Toward the end of 1985, my family had a new and very serious cause for concern. My uncle the chemist, whose work in the distillation plant was a source of much benefit to the family, fell precipitously from his pedestal. Had vengeance been the cause? Was someone trying to remind him he was still just a no-good criminal? Whatever the reason, one day he was moved to the camp's hard-labor zone. As punishments went at Yodok, this was perhaps the worst, and few survived it. The work was conceived solely for the purpose of driving prisoners to their graves. Under close armed surveillance, my uncle was forced to toil without respite from morning until night. The work took place in a remote part of the camp; indeed, so remote that my uncle didn't even have time to return to his hut at night, but instead had to get his three or four hours of sleep on-site. Three months was the longest we had ever heard of anyone surviving under these conditions. My uncle made it through exactly forty-five days, when an agent, whose alcohol trafficking my uncle had kept faithfully concealed, intervened on his behalf and got him out.
FOURTEEN
LOVE AT YODOK
S
exual relations were forbidden in Yodok. If a couple was caught having sex, the man was sent to the sweatbox. The same rule applied to any guard who used his power to take advantage of a female prisoner. If he made it out of the box alive, he was transferred to another camp. Women were spared the sweatbox. Their punishment was public humiliation; they were made to stand before the entire population of the village and recount their frolics. Their stories were never graphic enough to satisfy the guards, who demanded a detailed description of the caresses the woman used and the way her lover responded to them.
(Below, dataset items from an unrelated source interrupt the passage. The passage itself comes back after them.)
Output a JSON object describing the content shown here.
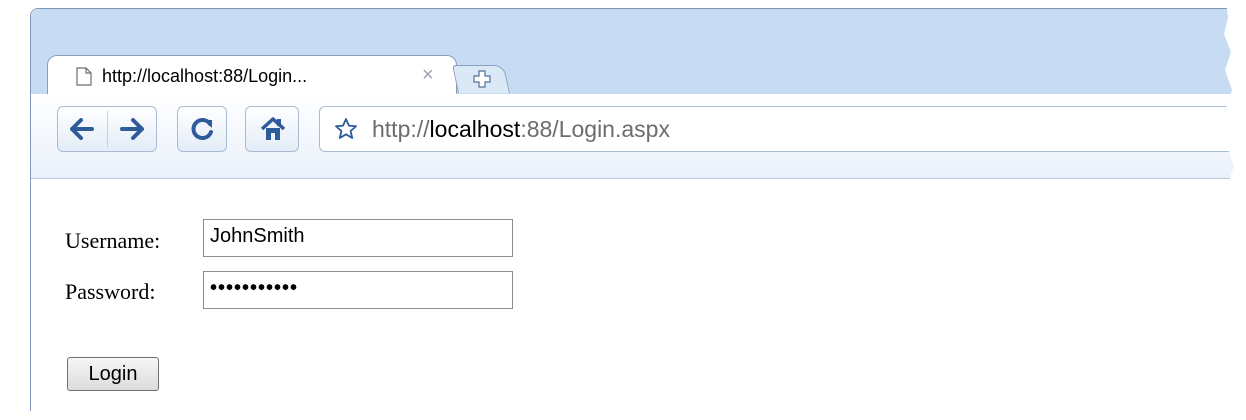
{
  "tab": {
    "title": "http://localhost:88/Login...",
    "close": "×"
  },
  "address": {
    "prefix": "http://",
    "host": "localhost",
    "rest": ":88/Login.aspx"
  },
  "form": {
    "username_label": "Username:",
    "username_value": "JohnSmith",
    "password_label": "Password:",
    "password_value": "•••••••••••",
    "login_label": "Login"
  },
  "icons": {
    "tab": "document-icon",
    "new_tab": "plus-icon",
    "back": "back-arrow-icon",
    "forward": "forward-arrow-icon",
    "reload": "reload-icon",
    "home": "home-icon",
    "bookmark": "star-icon"
  },
  "colors": {
    "frame": "#c7dcf2",
    "toolbar_icon": "#2e5b9a"
  }
}
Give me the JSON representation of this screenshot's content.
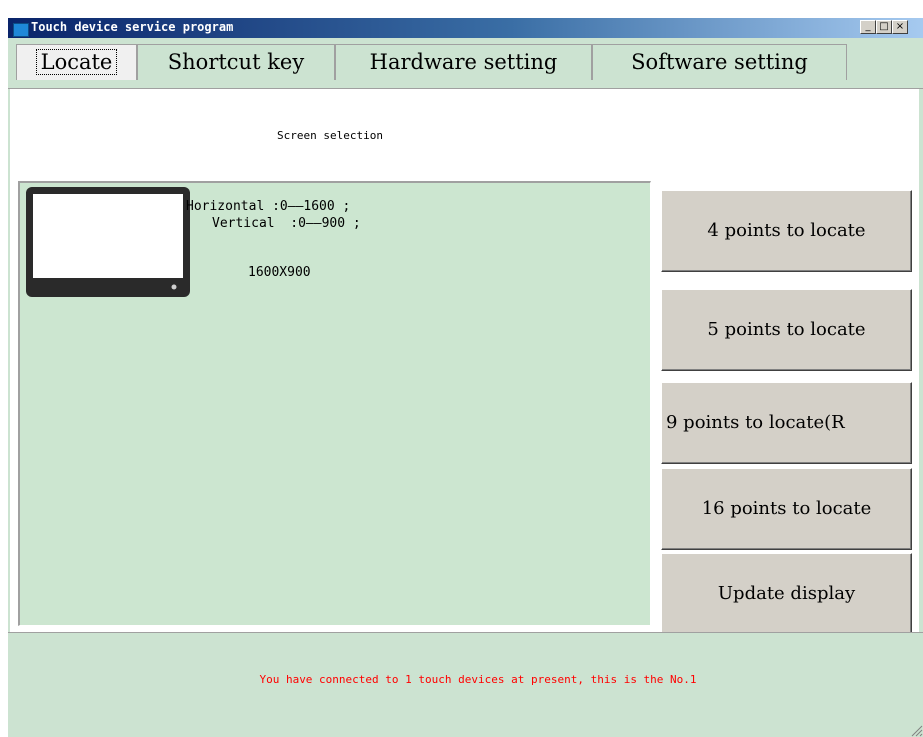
{
  "window": {
    "title": "Touch device service program",
    "controls": {
      "minimize": "_",
      "maximize": "□",
      "close": "×"
    }
  },
  "tabs": [
    {
      "label": "Locate",
      "active": true
    },
    {
      "label": "Shortcut key",
      "active": false
    },
    {
      "label": "Hardware setting",
      "active": false
    },
    {
      "label": "Software setting",
      "active": false
    }
  ],
  "locate": {
    "screen_selection_label": "Screen selection",
    "horizontal_label": "Horizontal :0——1600 ;",
    "vertical_label": "Vertical  :0——900 ;",
    "resolution": "1600X900"
  },
  "buttons": {
    "four_points": "4 points to locate",
    "five_points": "5 points to locate",
    "nine_points": "9 points to locate(R",
    "sixteen_points": "16 points to locate",
    "update_display": "Update display"
  },
  "status": {
    "message": "You have connected to 1 touch devices at present, this is the No.1"
  },
  "colors": {
    "window_bg": "#cce3d1",
    "panel_bg": "#cce6d0",
    "button_bg": "#d4d0c8",
    "status_text": "#ff0000",
    "titlebar_start": "#0a246a",
    "titlebar_end": "#a6caf0"
  },
  "icons": [
    "app-icon",
    "monitor-icon",
    "resize-grip-icon"
  ]
}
They wanted to know what the couple had done with their hands and tongues and what positions they had tried. Nervous laughter could often be heard from the kids in the audience. This was our version of sex education, and it came with a heavy dose of voyeurism. Our feelings were ambiguous, both ardent and embarrassed. The ecstatic faces of the guards, full of joy and violent threat, the woman's look of ravishment
and humiliation, the snickering of the crowd: together they made for a rather sinister tableau.
A Myong-chul, a former camp guard who escaped to the South, has talked about the barbarous punishments he saw inflicted on women found guilty of sexual relations. There was a pregnant woman who was bound to a tree and flogged, another who had her breasts cut off, a third who died after being raped with a spade handle. I myself only had knowledge of the public confessions.